Recently, I finished The Kid, a novel by African-American author, Sapphire. It took me two years to finally read it. I had read her previous novel Push, which depicts a brief moment in the life of a sixteen-year old black teen, Precious, who is obese, illiterate and a survivor of incest. The Kid follows the life of Precious’ son Abdul Jamal Jones. The novel begins after Precious has died of AIDS and that early childhood loss, the incapability of its narrator Abdul to understand the full significance of that loss, propels him (and readers) into a scattered, perverse journey, a stunted bildungsroman, in which Abdul is a victim of rape who then becomes a rapist. Seriously halfway through the book, and I can say this without spoiling the novel because there is nothing to spoil, Abdul has been raped by almost every person he comes in contact with, has abused young boys, and dreams of abusing animals. In a bizarre and frightening scene with his only living kin, his grandmother, he masturbates during her retelling of her own rape story. This is not a book for the faint of heart.
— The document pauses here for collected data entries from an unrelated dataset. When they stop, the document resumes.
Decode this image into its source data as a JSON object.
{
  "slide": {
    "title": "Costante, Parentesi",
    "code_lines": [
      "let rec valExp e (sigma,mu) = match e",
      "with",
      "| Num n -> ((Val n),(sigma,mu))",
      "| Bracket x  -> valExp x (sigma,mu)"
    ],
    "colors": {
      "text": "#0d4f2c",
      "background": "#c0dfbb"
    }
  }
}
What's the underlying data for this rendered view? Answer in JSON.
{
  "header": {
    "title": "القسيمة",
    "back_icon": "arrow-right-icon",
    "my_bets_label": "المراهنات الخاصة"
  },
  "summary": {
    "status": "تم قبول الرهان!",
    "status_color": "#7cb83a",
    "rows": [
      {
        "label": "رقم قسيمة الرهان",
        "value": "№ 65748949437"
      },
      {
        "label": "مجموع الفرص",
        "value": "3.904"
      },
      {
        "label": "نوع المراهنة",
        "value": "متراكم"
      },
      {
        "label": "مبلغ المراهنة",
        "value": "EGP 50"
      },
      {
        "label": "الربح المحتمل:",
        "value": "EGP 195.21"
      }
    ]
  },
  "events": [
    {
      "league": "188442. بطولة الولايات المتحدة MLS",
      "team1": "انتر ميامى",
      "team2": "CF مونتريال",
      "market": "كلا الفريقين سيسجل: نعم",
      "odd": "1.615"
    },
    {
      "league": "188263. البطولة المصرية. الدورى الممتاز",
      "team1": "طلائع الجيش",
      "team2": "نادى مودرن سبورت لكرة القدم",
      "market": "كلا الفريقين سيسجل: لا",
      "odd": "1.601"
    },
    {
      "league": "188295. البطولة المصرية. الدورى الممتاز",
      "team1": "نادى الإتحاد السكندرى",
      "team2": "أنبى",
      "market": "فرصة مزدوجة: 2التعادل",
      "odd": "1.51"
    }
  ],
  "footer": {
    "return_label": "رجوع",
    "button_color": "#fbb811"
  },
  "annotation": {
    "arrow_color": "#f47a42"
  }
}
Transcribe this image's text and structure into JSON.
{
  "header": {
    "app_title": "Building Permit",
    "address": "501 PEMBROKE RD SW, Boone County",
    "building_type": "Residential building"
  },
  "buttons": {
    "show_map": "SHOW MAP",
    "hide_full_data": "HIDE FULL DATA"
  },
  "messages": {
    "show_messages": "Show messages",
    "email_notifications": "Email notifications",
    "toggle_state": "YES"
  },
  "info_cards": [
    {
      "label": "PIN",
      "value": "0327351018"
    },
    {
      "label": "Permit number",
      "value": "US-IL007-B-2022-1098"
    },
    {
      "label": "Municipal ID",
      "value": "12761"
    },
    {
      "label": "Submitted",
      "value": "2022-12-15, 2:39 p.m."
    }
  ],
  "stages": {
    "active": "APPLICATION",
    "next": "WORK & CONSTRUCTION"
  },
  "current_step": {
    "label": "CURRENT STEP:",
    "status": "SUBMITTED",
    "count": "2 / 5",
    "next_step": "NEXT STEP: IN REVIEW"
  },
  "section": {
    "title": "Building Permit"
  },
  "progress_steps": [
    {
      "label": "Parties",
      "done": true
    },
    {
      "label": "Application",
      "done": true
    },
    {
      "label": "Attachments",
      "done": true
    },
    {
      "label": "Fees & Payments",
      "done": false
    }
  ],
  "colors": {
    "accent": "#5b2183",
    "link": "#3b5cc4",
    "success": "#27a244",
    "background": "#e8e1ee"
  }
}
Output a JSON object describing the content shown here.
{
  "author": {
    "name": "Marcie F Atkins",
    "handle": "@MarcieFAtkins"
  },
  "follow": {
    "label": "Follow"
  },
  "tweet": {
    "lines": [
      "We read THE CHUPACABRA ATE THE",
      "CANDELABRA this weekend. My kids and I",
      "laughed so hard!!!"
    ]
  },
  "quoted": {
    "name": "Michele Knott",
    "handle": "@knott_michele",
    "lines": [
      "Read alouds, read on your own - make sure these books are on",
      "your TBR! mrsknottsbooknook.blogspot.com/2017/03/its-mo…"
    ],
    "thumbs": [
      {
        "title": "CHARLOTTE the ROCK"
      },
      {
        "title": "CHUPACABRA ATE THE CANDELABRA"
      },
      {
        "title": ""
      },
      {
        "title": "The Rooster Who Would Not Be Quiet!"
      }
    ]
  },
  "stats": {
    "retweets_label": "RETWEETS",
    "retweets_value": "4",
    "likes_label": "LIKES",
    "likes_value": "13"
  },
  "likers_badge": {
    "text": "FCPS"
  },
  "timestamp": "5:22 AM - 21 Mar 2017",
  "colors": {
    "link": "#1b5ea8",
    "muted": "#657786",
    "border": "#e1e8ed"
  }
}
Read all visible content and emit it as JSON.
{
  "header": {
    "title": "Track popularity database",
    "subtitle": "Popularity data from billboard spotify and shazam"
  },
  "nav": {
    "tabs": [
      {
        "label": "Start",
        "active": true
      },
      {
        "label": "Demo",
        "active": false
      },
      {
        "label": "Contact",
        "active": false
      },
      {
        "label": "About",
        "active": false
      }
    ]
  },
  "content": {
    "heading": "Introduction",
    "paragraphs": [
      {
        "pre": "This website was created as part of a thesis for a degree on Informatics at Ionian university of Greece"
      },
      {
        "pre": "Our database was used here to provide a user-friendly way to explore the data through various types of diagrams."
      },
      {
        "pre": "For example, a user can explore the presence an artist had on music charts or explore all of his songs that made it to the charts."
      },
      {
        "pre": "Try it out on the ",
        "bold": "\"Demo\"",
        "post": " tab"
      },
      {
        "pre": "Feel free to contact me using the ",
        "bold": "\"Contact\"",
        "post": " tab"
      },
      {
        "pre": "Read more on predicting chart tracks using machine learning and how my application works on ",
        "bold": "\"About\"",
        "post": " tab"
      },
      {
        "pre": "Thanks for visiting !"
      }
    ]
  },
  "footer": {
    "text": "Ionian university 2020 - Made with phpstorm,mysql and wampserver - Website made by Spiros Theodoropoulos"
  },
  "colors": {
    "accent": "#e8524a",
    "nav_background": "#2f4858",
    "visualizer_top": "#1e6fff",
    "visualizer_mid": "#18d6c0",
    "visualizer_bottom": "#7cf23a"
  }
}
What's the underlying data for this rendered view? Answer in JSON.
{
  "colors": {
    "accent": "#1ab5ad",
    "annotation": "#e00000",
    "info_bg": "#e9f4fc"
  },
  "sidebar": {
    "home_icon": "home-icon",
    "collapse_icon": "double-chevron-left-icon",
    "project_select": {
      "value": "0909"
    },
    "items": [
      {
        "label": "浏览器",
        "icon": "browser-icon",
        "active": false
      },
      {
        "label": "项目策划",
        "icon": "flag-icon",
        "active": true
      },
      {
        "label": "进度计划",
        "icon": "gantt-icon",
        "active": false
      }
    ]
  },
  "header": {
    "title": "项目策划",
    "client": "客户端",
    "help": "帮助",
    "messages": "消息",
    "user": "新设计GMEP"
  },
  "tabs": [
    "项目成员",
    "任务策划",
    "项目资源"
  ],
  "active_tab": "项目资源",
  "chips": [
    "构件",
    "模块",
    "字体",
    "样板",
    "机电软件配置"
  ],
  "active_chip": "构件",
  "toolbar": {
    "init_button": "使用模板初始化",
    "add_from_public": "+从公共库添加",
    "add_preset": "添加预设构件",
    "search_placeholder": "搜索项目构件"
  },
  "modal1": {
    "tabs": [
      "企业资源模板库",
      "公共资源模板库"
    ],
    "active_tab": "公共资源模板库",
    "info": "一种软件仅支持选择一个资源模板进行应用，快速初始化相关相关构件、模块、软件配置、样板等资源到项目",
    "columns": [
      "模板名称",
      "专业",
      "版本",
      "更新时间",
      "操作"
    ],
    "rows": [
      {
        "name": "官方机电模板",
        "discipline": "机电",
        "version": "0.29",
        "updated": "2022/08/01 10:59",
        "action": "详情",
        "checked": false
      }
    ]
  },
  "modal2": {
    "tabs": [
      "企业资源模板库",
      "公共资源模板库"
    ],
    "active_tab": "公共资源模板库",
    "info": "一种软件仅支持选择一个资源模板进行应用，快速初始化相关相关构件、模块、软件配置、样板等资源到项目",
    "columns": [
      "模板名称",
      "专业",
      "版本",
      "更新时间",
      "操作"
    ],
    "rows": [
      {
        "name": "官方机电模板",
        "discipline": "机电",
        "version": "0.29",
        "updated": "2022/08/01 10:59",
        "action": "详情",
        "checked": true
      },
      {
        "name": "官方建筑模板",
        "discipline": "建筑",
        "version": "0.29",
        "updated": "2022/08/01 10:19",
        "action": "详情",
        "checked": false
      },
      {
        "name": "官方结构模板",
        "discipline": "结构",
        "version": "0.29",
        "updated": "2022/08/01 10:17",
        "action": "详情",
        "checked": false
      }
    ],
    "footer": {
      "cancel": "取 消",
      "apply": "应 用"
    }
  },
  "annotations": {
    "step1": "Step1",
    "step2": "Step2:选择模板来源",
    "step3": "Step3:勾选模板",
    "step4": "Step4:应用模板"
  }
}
Even at her best, when Sapphire forces me to close the book in rigid horror, Sapphire’s novel felt like it was struggling under its own weight, its own anger, and as result the novel never found any real emotional movement. The novel ends somewhat like it begins: in destitution. Sapphire sketches Abdul so extremely thin, so excessively monstrous, that readers can hardly recognize themselves. Of course, this is no surprise Abdul does not recognize or know himself either.
Over fifty years ago, James Baldwin wrote an essay “Many Thousands Gone” about Richard Wright’s Native Son and its protagonist Bigger Thomas, who shares scary similarities with Abdul Jamal Jones. Baldwin claimed the “tragedy is not that [Bigger Thomas] is cold or black or hungry, not even that he is American, black; but that he has accepted a theology that denies him life, that he admits the possibility of his being sub-human and feels constrained, therefore, to battle for his humanity according to those brutal criteria bequeathed him at his birth. But our humanity is our burden, our life; we need not battle for it; we need only to do what is infinitely more difficult -that is, accept it.” In attempting to write about the cycle of abuse and of the institutions that often fail African-Americans, Sapphire creates a monster and demonstrates what can happen when one tires of trying to feel human in a society that stubbornly refuses to allow it. The novel isn’t a failure, but it is an incredibly difficult one to read. I understand why she had to write it regardless. To be a writer of stories about real-life people, whose lives and histories are considered a monstrous fiction, is to commit to a lifelong quest to have one’s humanity recognized as real. Sometimes a writer must depict the lives of those who failed.
4.
This past Halloween I had no party plans nor had I carved any pumpkins, but I thought perhaps I could go for a stroll through my neighborhood. I realized I had never really experienced that part of Halloween. The only children who celebrated Halloween on the island were American expatriates and their Bahamian neighbors, who often lived in gated communities. I thought maybe I could develop a deeper affection for Halloween if I actually experienced the joy of trick-or-treating, but when I woke up, the sky was miserable and grey.